LTP: EMV-terminals are getting actively deployed and customers are receiving their cards. Even though EMV wasn't a standard in the US, customers are actively adopting it (as they are forced to). Do you think it is a sign for merchants and other players in the payments market like Apple Pay, Samsung Pay that consumers are open and eager to adopt different payment vehicles?

DB: Absolutely. Since consumers are now required to use EMV terminals, it’s a great time for mobile wallets to try and spur adoption amongst consumers. Transitory periods are always a good time for new methods to be introduced. I think we will see incentives, promotions and special offers for those that pay with new methods to try and change their behavior towards paying with their devices instead of the typical payment methods (credit cards, cash, etc.). We’re also seeing a move by credit companies to gain new customers and ramp up their efforts to be the primary card in a consumer’s wallet.

LTP: How do you see the future of mobile payments at the POS and online payments? What are your expectations?

DB: Mobile wallets are still in the infancy stage, but I expect more and more consumers will adopt them as the offerings expand and become more commonplace among retailers. We anticipate mobile will begin to overtake POS and online transactions. Online payments will continue to increase, and will eventually become the primary method of shopping. Our data shows that the average online and in-store transaction amounts were greater than those on mobile devices overall until the first six months of 2015, in which purchases on the iPhone ($129.94) and iPad ($164.19) began to exceed non-mobile transactions ($106.94).
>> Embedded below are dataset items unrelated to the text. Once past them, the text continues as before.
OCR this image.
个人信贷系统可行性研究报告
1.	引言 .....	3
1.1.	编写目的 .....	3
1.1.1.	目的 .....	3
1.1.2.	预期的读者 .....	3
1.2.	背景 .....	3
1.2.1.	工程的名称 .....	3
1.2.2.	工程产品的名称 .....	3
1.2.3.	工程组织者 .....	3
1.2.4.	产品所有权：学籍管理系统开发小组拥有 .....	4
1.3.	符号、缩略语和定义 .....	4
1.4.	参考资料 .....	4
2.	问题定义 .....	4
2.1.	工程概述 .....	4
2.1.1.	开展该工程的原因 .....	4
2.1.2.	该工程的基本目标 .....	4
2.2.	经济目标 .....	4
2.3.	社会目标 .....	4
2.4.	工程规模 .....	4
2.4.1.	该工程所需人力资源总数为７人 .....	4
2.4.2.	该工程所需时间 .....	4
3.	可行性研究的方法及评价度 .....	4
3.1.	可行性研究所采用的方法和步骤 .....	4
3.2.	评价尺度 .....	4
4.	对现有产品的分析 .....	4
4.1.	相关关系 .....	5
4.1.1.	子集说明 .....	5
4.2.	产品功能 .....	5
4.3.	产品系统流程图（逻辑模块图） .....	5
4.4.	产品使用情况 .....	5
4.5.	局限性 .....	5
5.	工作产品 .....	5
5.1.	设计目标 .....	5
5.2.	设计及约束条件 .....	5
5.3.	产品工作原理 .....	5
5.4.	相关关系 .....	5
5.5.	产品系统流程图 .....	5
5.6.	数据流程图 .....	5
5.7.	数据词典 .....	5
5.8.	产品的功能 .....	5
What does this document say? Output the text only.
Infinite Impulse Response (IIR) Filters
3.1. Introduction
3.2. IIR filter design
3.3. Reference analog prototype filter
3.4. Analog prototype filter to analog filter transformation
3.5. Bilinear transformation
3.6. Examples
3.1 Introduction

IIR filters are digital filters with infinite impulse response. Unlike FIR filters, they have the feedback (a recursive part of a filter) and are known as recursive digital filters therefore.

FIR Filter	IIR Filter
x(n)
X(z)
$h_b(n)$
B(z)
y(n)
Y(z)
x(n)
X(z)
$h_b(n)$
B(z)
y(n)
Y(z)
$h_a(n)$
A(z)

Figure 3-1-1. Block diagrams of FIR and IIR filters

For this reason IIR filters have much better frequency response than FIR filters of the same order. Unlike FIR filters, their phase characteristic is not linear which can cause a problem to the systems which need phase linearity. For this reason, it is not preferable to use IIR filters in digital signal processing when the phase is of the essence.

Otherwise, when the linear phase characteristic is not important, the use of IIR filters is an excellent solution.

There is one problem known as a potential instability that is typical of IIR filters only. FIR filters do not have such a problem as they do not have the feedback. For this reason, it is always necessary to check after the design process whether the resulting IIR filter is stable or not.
LTP: The payments market is getting very fragmented with new players entering the space (Chase Pay coming next year, for example). What are your thoughts on that trend? Where is it going with the increasing number of ways to pay in the supermarket?

DB: Consumers will continue to test out various options in mobile payments, but I expect that there will eventually be an all-encompassing option that gets the majority of the market share. Once payment providers figure out the best way to make mobile payments and wallets seamless for users, consumers and businesses will flock to the most accessible, widely used and widely accepted method.